As Elli worked that day, she thought about what Dr. Pender had said. Hope. She had put the whole idea of hope out of her head for a long time. Sometimes she found articles in the newspapers about her daughter. LOCAL GIRL NAMED BLOK STUDENT OF THE YEAR. TEENAGER WINS SCHOLARSHIP. WINTER ACCEPTS PRESTIGIOUS AWARD FOR SECOND YEAR RUNNING. That sort of thing. She would cut them out and paste them on the wall of the broom closet where she slept.

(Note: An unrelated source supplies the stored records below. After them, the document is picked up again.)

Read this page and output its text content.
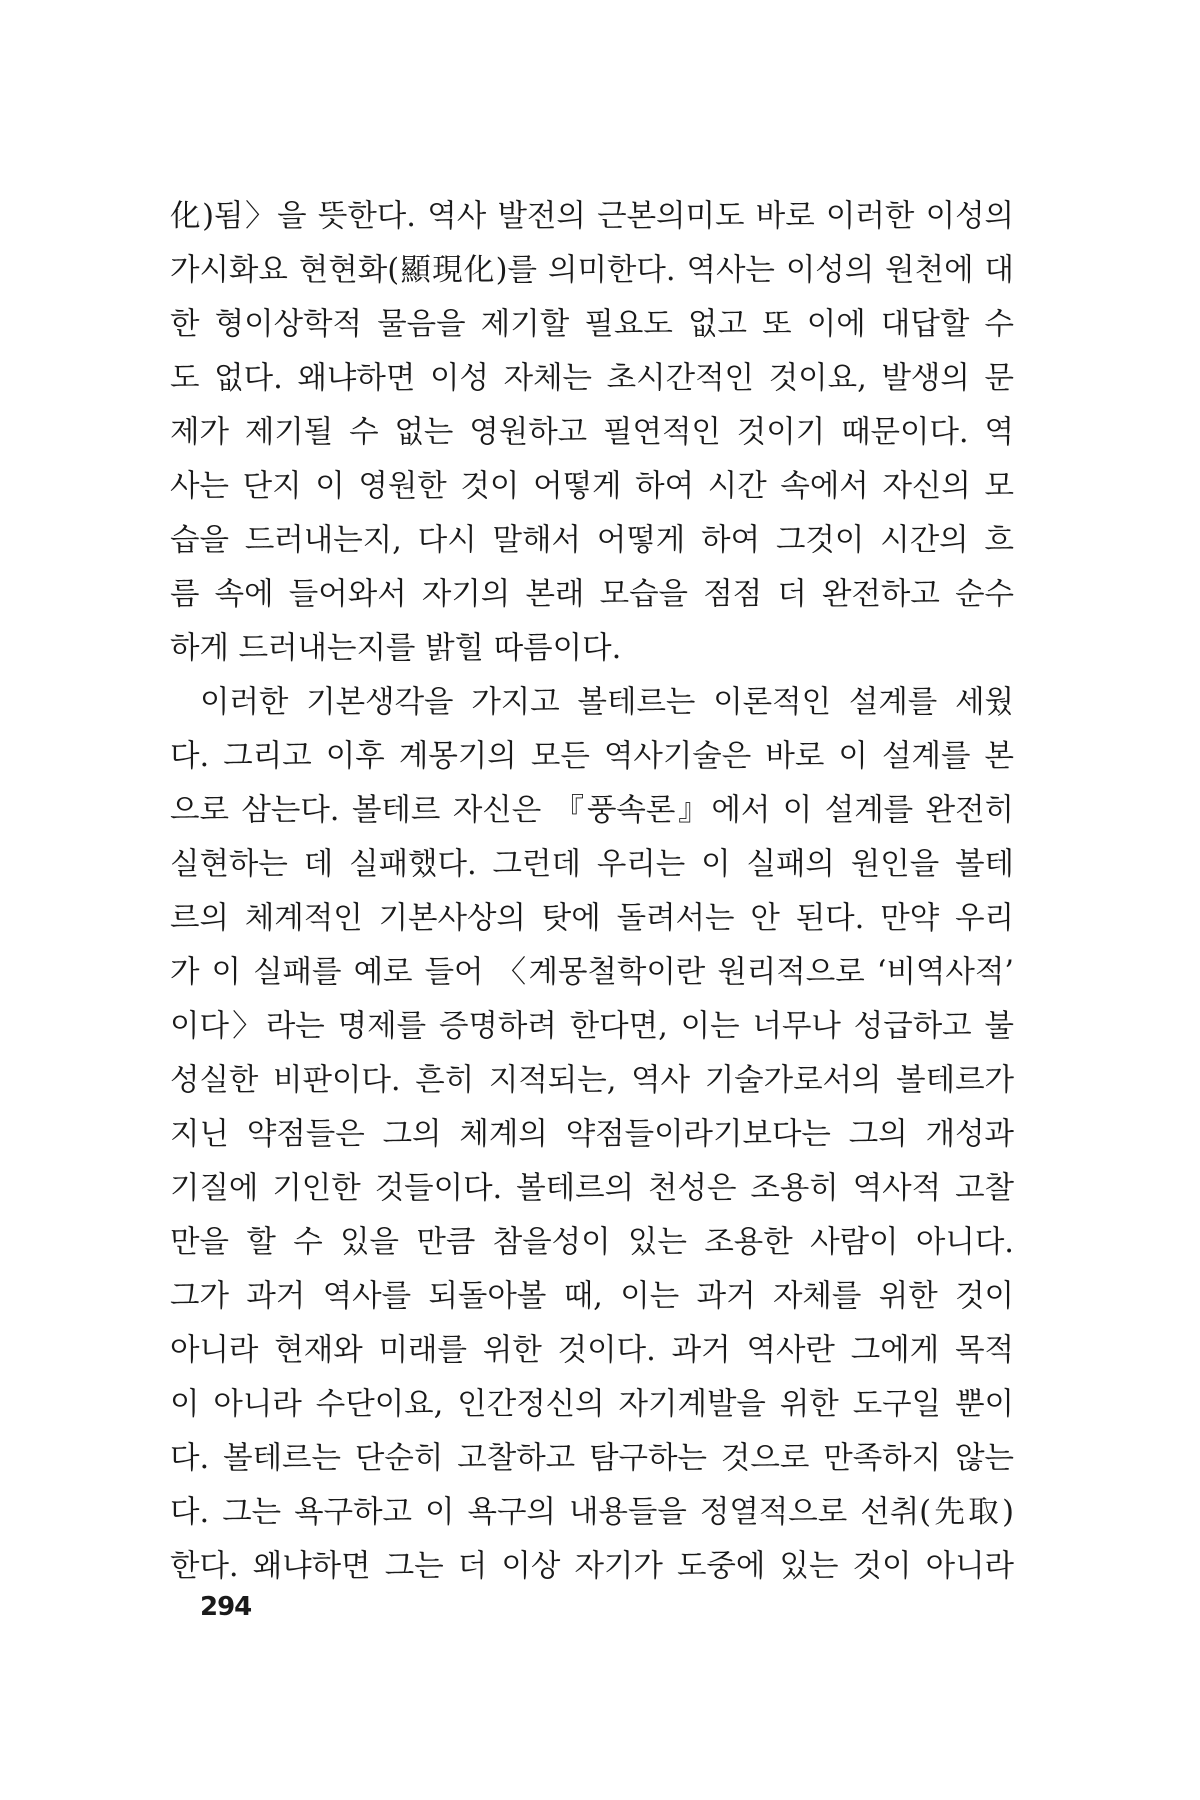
化)됨〉을 뜻한다. 역사 발전의 근본의미도 바로 이러한 이성의
가시화요 현현화(顯現化)를 의미한다. 역사는 이성의 원천에 대
한 형이상학적 물음을 제기할 필요도 없고 또 이에 대답할 수
도 없다. 왜냐하면 이성 자체는 초시간적인 것이요, 발생의 문
제가 제기될 수 없는 영원하고 필연적인 것이기 때문이다. 역
사는 단지 이 영원한 것이 어떻게 하여 시간 속에서 자신의 모
습을 드러내는지, 다시 말해서 어떻게 하여 그것이 시간의 흐
름 속에 들어와서 자기의 본래 모습을 점점 더 완전하고 순수
하게 드러내는지를 밝힐 따름이다.
이러한 기본생각을 가지고 볼테르는 이론적인 설계를 세웠
다. 그리고 이후 계몽기의 모든 역사기술은 바로 이 설계를 본
으로 삼는다. 볼테르 자신은 『풍속론』에서 이 설계를 완전히
실현하는 데 실패했다. 그런데 우리는 이 실패의 원인을 볼테
르의 체계적인 기본사상의 탓에 돌려서는 안 된다. 만약 우리
가 이 실패를 예로 들어 〈계몽철학이란 원리적으로 ‘비역사적’
이다〉라는 명제를 증명하려 한다면, 이는 너무나 성급하고 불
성실한 비판이다. 흔히 지적되는, 역사 기술가로서의 볼테르가
지닌 약점들은 그의 체계의 약점들이라기보다는 그의 개성과
기질에 기인한 것들이다. 볼테르의 천성은 조용히 역사적 고찰
만을 할 수 있을 만큼 참을성이 있는 조용한 사람이 아니다.
그가 과거 역사를 되돌아볼 때, 이는 과거 자체를 위한 것이
아니라 현재와 미래를 위한 것이다. 과거 역사란 그에게 목적
이 아니라 수단이요, 인간정신의 자기계발을 위한 도구일 뿐이
다. 볼테르는 단순히 고찰하고 탐구하는 것으로 만족하지 않는
다. 그는 욕구하고 이 욕구의 내용들을 정열적으로 선취(先取)
한다. 왜냐하면 그는 더 이상 자기가 도중에 있는 것이 아니라
294
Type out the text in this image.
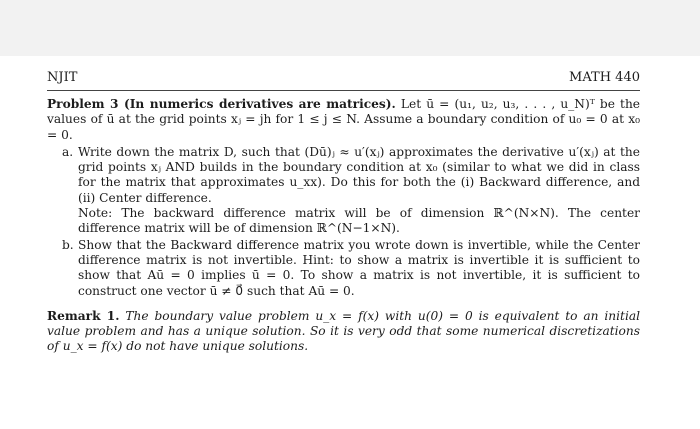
NJIT	MATH 440

Problem 3 (In numerics derivatives are matrices). Let ū = (u₁, u₂, u₃, . . . , u_N)ᵀ be the values of ū at the grid points xⱼ = jh for 1 ≤ j ≤ N. Assume a boundary condition of u₀ = 0 at x₀ = 0.

a. Write down the matrix D, such that (Dū)ⱼ ≈ u′(xⱼ) approximates the derivative u′(xⱼ) at the grid points xⱼ AND builds in the boundary condition at x₀ (similar to what we did in class for the matrix that approximates u_xx). Do this for both the (i) Backward difference, and (ii) Center difference.
Note: The backward difference matrix will be of dimension ℝ^(N×N). The center difference matrix will be of dimension ℝ^(N−1×N).
b. Show that the Backward difference matrix you wrote down is invertible, while the Center difference matrix is not invertible. Hint: to show a matrix is invertible it is sufficient to show that Aū = 0 implies ū = 0. To show a matrix is not invertible, it is sufficient to construct one vector ū ≠ 0⃗ such that Aū = 0.

Remark 1. The boundary value problem u_x = f(x) with u(0) = 0 is equivalent to an initial value problem and has a unique solution. So it is very odd that some numerical discretizations of u_x = f(x) do not have unique solutions.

She felt hope for her daughter. Things might turn out well for Nevva. But for herself? Well…hard to say. Elli had to admit, she had begun to look forward to things. She looked forward to going on excavs. Getting out of the dull, windowless atmosphere of the warehouse was always a treat. She looked forward to reading every night. She looked forward to her occasional conversations with Dr. Pender.
But beyond that? Well, beyond that, it was hard to see much further. She still couldn’t imagine a life beyond this—living underground, cleaning, reading, eating, sleeping.
Over time she began to perceive a change in the mood of the people at Mr. Pop. They were more worried about the dados. More worried that Blok’s security division was getting closer to finding them.